During the Peloponnesian War (431–404 BC), Syracuse overcame a massive invasion by the Athenians, a victory celebrated by issuing the famous series of silver decadrachms with Arethusa on the obverse and a four-horse chariot on the reverse. The city extended its influence across more of Sicily under the tyrant Dionysius I (406–367 BC), and its fortifications expanded to an overall length of around twenty-five kilometres (seventeen miles). During its cultural height, Syracuse attracted such distinguished visitors as Pindar and Plato.

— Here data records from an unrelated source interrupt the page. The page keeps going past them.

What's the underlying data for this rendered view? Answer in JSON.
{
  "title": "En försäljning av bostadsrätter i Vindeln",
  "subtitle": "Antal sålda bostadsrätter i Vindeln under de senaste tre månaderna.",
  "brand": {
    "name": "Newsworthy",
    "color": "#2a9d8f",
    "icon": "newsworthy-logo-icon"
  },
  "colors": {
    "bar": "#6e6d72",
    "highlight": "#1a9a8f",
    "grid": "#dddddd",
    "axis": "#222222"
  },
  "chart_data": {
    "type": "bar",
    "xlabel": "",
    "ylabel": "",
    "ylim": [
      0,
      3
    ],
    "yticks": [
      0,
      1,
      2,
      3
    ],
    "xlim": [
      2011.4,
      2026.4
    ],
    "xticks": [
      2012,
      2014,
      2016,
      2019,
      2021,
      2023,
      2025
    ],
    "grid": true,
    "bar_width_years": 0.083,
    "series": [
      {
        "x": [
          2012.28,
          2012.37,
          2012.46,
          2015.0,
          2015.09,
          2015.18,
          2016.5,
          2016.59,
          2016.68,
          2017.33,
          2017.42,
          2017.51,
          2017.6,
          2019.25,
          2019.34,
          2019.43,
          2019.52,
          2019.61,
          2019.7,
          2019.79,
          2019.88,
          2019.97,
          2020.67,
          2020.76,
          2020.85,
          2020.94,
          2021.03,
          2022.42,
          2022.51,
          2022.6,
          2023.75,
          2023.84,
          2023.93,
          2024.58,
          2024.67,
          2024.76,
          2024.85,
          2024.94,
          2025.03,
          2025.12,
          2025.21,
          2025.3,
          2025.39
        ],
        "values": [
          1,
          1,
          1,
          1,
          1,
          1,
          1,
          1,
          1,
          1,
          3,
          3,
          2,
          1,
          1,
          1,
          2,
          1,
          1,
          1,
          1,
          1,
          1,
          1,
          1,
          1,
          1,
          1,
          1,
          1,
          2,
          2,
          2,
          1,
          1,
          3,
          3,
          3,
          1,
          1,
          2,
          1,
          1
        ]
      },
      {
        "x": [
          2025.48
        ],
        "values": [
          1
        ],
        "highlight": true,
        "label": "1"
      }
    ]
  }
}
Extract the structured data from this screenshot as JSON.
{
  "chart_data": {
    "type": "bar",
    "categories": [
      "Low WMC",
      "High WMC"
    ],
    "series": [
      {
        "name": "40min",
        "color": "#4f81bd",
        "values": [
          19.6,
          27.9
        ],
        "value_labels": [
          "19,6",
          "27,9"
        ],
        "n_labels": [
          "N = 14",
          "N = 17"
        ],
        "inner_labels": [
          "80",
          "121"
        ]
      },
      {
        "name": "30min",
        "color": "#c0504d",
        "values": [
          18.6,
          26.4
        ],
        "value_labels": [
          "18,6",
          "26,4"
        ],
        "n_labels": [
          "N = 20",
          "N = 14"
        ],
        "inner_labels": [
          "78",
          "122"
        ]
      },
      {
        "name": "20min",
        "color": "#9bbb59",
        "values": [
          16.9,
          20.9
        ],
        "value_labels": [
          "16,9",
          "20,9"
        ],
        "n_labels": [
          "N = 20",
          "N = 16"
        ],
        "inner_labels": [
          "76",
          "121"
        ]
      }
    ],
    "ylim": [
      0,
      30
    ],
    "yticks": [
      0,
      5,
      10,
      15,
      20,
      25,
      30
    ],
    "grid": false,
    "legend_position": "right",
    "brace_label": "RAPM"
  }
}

Syracusan independence came to an end after the city supported Hannibal in the Second Punic War. In 213–211 BC, the Romans sacked the city after a difficult siege that was reportedly prolonged by the defenders’ use of ingenious weapons devised by Archimedes. This ALEXANDRIA-trained mathematician and engineer had mastered the principles of leverage and devised a grapnel that could hoist the prows of besieging ships until their crews fell out into the sea. He was even said to have used mirrors and/or lenses to focus sunlight and burn enemy ships, although this tale seems to have been highly magnified. As capital of the Roman province of Sicily, Syracuse suffered from the rapacious conduct of the governor Gaius Verres (73–71 BC), who was ultimately disgraced after a public prosecution led by Cicero. Even in that time, however, Cicero affirmed that Syracuse remained ‘the largest of all Greek cities, and the most beautiful of all cities’. Under Augustus, in 21 BC, the city became a Roman colony. St Paul stopped there for three days while en route to ROME, and the city enjoyed prosperity even after it was attacked by Franks in around AD 280.

The tyrant Gelon reportedly constructed the first stone theatre, where the playwright Aeschylus was invited to open the premier season in 476 BC with a production of Women of Aetna. By the time of Hiero (d. 467 or 466 BC), Syracuse could boast a theatre holding around 24,000 spectators. A Roman amphitheatre was added in the first century AD. The city’s importance during early Christian times is reflected in extensive catacombs. After the Roman period, however, the city’s size and importance declined substantially, although the emperor Constans II chose to live there for several years until his assassination in 668.